Autor: POLICJA Wypadek pod Wyszkowem

Piękne wsparcie z całej Polski dla rodzin tragicznie zmarłych piłkarek z Wyszkowa

2018-10-18 11:14

W poniedziałek środowiskiem piłkarskim w Polsce wstrząsnęła informacja o wypadku, do którego doszło pod Wyszkowem. W tragicznych okolicznościach zginęły tam dwie młode zawodniczki pobliskiego klubu. Teraz z całego kraju płyną wyrazy współczucia i wsparcia oraz kondolencje dla rodzin oraz bliskich ofiar tego dramatycznego i fatalnego w skutki zdarzenia.
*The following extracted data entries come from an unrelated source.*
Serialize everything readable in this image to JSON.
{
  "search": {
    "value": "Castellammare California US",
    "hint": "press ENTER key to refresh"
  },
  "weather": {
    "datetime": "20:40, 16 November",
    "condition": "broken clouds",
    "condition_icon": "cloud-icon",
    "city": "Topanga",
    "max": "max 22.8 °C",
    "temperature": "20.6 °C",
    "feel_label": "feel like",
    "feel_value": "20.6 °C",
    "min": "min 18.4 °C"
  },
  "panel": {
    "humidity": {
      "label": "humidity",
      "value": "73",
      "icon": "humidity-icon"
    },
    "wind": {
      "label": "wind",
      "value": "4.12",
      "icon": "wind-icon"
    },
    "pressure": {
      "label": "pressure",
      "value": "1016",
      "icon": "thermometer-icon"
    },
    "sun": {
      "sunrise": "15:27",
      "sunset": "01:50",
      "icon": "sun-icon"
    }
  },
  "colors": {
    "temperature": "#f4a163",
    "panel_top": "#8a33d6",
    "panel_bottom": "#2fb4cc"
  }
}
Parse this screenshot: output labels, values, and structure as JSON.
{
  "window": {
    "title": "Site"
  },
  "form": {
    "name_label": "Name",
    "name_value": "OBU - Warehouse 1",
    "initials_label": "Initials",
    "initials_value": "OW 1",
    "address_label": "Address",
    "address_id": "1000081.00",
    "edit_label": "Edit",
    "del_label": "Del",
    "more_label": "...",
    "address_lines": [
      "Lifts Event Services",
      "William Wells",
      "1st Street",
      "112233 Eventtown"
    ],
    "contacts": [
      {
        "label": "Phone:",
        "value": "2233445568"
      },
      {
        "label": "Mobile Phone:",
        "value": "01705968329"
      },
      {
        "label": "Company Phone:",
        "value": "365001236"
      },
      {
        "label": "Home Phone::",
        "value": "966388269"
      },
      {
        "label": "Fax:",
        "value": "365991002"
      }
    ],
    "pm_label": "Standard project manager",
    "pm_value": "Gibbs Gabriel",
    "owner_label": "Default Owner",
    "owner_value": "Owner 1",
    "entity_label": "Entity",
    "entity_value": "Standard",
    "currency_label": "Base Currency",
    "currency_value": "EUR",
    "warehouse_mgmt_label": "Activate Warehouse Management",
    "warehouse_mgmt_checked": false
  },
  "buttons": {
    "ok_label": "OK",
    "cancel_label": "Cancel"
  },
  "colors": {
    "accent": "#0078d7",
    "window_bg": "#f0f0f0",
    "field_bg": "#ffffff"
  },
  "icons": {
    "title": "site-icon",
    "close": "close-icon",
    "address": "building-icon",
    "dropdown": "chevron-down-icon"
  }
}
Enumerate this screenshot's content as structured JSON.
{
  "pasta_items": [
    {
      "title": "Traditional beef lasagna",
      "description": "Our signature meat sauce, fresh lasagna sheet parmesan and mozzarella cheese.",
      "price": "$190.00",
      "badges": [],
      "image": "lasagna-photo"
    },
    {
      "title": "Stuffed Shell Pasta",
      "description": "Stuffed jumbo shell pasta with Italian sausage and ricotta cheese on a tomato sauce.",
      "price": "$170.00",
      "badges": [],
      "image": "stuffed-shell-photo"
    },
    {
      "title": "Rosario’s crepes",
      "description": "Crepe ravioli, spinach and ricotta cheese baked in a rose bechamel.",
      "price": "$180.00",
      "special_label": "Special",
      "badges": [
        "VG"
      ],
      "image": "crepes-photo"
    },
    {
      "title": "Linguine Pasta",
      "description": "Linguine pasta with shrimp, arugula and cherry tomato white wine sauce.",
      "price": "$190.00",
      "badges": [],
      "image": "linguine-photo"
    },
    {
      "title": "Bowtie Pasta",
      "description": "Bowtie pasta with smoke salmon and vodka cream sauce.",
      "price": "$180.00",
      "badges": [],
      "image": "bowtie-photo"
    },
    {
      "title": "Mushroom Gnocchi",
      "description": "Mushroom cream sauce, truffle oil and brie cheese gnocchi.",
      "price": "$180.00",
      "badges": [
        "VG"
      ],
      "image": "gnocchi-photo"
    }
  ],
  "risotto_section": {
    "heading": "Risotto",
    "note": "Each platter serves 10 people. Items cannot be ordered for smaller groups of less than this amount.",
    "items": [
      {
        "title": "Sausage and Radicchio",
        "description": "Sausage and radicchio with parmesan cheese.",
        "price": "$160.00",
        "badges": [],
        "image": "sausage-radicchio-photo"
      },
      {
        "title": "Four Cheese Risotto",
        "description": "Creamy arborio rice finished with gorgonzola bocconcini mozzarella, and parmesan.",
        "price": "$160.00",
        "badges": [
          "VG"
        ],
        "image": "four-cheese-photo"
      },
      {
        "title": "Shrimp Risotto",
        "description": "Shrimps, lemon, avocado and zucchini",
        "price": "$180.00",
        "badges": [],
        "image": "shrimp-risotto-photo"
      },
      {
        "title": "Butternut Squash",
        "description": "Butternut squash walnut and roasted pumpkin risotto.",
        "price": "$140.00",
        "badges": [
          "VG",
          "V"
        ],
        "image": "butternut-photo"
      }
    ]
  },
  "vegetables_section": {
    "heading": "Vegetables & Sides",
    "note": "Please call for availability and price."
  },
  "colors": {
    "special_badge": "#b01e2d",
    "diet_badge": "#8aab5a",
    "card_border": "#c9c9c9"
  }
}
Do tragicznego wypadku doszło w poniedziałek nieopodal Wyszkowa. Auto osobowe, którym podróżowały trzy młode kobiety, nagle zjechało na przeciwległy pas ruchu, a następnie na pobocze i uderzyło w stojące obok drogi drzewo. Kierująca samochodem oraz dwie pasażerki zginęły na miejscu. Miały po 20 lat. Jak się później okazało dwie z nich były zawodniczkami klubu UKS Loczki Wyszków, a trzecia kibicką tej drużyny.

Cała wyszkowska społeczność - nie tylko ta związana z klubem - połączyła się w żałobie. Prezes UKS poinformował, że prawdopodobnie zostanie zorganizowany mecz charytatywny, z którego zyski zostaną przekazane na rzecz rodzin ofiar wypadku. Ale wsparcie dla bliskich trzech tragicznie zmarłych dziewczyn płynie praktycznie z całej Polski.

Kondolencje złożyły m.in. Klub Kolarski Catena Wyszków, ULKS Mosir Sieradz, UKS Junak Warszawa, Wit-Rood Antwerpen czy KKP Chełmża. Pod postem informującym o śmierci dziewczyn pojawiło się też mnóstwo pięknych, ciepłych komentarzy zwykłych kibiców, którzy chcieli przekazać wsparcie rodzinom ofiar.

"Teraz niebo bogatsze jest o trzy piękne anioły...Ale my tu na ziemi zubożaliśmy bardzo...3 młodych, pełnych pasji i energii dziewczyn nie ma już z nami...I nawet to, że będą gdzieś z góry patrzeć, obserwować, chronić bliskich, przyjaciół, znajomych jest teraz marnym pocieszeniem.", "Nie znałam dziewczynek ... ale jak giną tak młodzi ludzie, to serce zamiera. Niewyobrażalna tragedia dla rodzin, szczere wyrazy współczucia", "Na odejście bliskich nie można się przygotować. Śmierć zawsze jest nie na miejscu i zawsze nie w porę – za szybko, za rano, za nagle. Dopada po pracy, przed kąpielą, po obiedzie. Przychodzi w czwartek, a przecież mogłaby w sobotę. Nie pyta, nie uprzedza, nie dyskutuje. Przychodzi i zostawia ból. Ból, który ukoić mogą tylko wspomnienia..." - to tylko niektóre z komentarzy.